Papadopoulos also scored another point off Talat Thursday, “revealing” that the Turkish Cypriot leader had refused an invite to meet again tomorrow. But a fly on the wall at Wednesday’s meeting said it didn't transpire quite like that.
“When Talat realised they were at a dead end and understood that a new meeting was for internal consumption on the Greek Cypriot side, he asked what would be the point of them coming together again after only four days and if they envisaged anything other than other than the possibility of creating a worse situation,” said the source.

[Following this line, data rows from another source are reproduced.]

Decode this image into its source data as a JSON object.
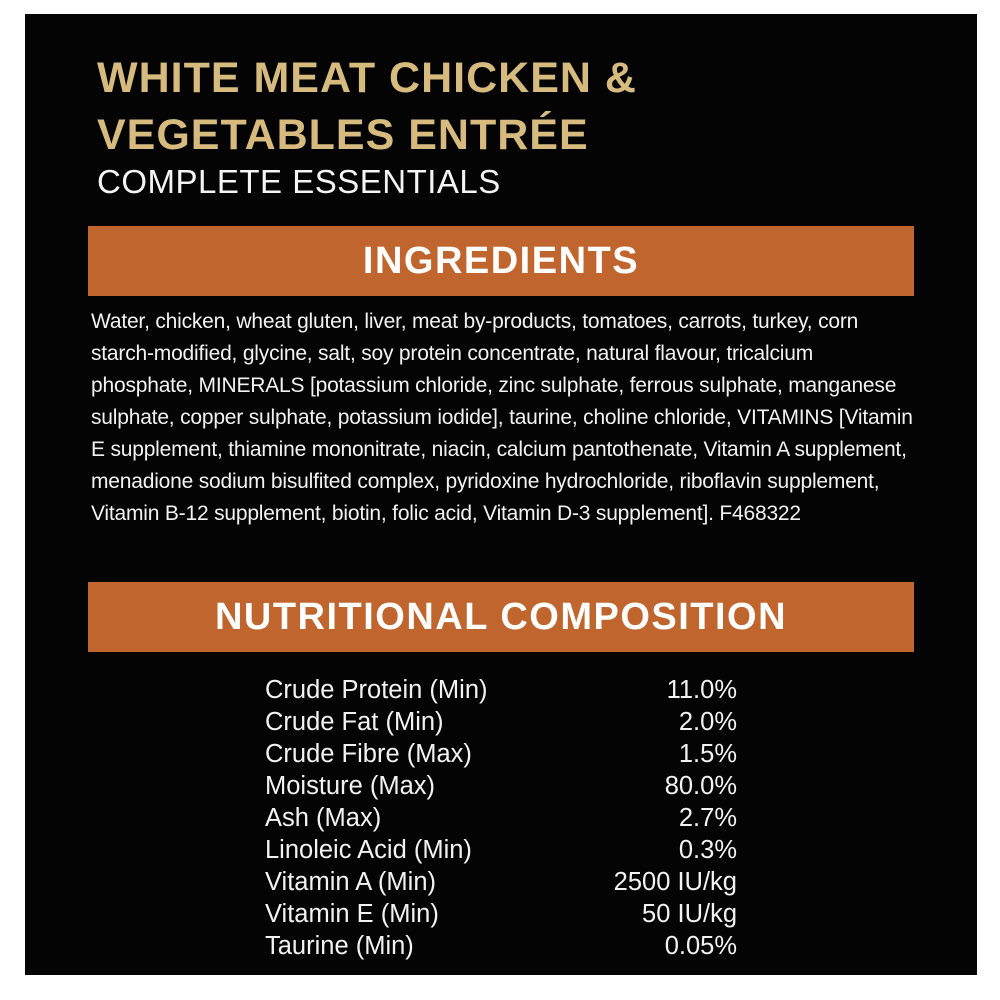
{
  "header": {
    "title": "WHITE MEAT CHICKEN & VEGETABLES ENTRÉE",
    "subtitle": "COMPLETE ESSENTIALS"
  },
  "sections": {
    "ingredients": {
      "banner": "INGREDIENTS",
      "text": "Water, chicken, wheat gluten, liver, meat by-products, tomatoes, carrots, turkey, corn starch-modified, glycine, salt, soy protein concentrate, natural flavour, tricalcium phosphate, MINERALS [potassium chloride, zinc sulphate, ferrous sulphate, manganese sulphate, copper sulphate, potassium iodide], taurine, choline chloride, VITAMINS [Vitamin E supplement, thiamine mononitrate, niacin, calcium pantothenate, Vitamin A supplement, menadione sodium bisulfited complex, pyridoxine hydrochloride, riboflavin supplement, Vitamin B-12 supplement, biotin, folic acid, Vitamin D-3 supplement]. F468322"
    },
    "nutrition": {
      "banner": "NUTRITIONAL COMPOSITION",
      "rows": [
        {
          "label": "Crude Protein (Min)",
          "value": "11.0%"
        },
        {
          "label": "Crude Fat (Min)",
          "value": "2.0%"
        },
        {
          "label": "Crude Fibre (Max)",
          "value": "1.5%"
        },
        {
          "label": "Moisture (Max)",
          "value": "80.0%"
        },
        {
          "label": "Ash (Max)",
          "value": "2.7%"
        },
        {
          "label": "Linoleic Acid (Min)",
          "value": "0.3%"
        },
        {
          "label": "Vitamin A (Min)",
          "value": "2500 IU/kg"
        },
        {
          "label": "Vitamin E (Min)",
          "value": "50 IU/kg"
        },
        {
          "label": "Taurine (Min)",
          "value": "0.05%"
        }
      ]
    }
  },
  "colors": {
    "banner_orange": "#c1652e",
    "title_gold": "#d6ba7e",
    "panel_black": "#040404",
    "body_text": "#f2f2f2",
    "page_background": "#ffffff"
  }
}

Ironically it was Papadopoulos who spent the past year avoiding meetings with Talat, saying there was nothing to discuss. It was only when coalition partner AKEL quit the government in July this year that he issued the invitation to Talat to meet, even though nothing had yet been accomplished under the Gambari agreement.
The outcome of Wednesday’s meeting was that the leaders merely agreed to stay in touch via the UN. No meeting between their two aides has been fixed and by all accounts there are no plans for them to resume their attempts to form any committees.
Sources close to Talat, when asked whose ball the court was in, said: “The ball is not in anyone’s court – it’s out of the court”. The source added: “I can’t say it [the agreement] is dead but I can’t say it’s alive.”
Whether the July 8 agreement will now join the Annan plan “on the autopsy table” to use a quote from the former government spokesman, will likely depend on the outcome of the presidential elections in February.
This is the general feeling on both sides and among the international community, some of whom feel the July 8 agreement has lost all credibility.
Of course with the elections coming, it cannot be ruled out that Papadopoulos will issue another invite to Talat before February, and the Turkish Cypriot leader says he is willing to respond positively to such a meeting.
The whole fiasco has in fact left the international community very disappointed with diplomats blaming both sides for the deadlock. They say that over the past year each side has avoided moving forward for different reasons such as the elections in Turkey, and now the upcoming presidential elections on the Greek Cypriot side.
“We are extremely fed up,” said the EU diplomat. “We thought maybe we would get a little more than we did. After 14 months, frankly it’s pathetic and sends an extremely negative signal.”
“We would like to see more honesty in the debate because it's clear that people are saying one thing and meaning another. Meetings are all well and good but if they don't deliver any progress they can be worse than a waste of time.”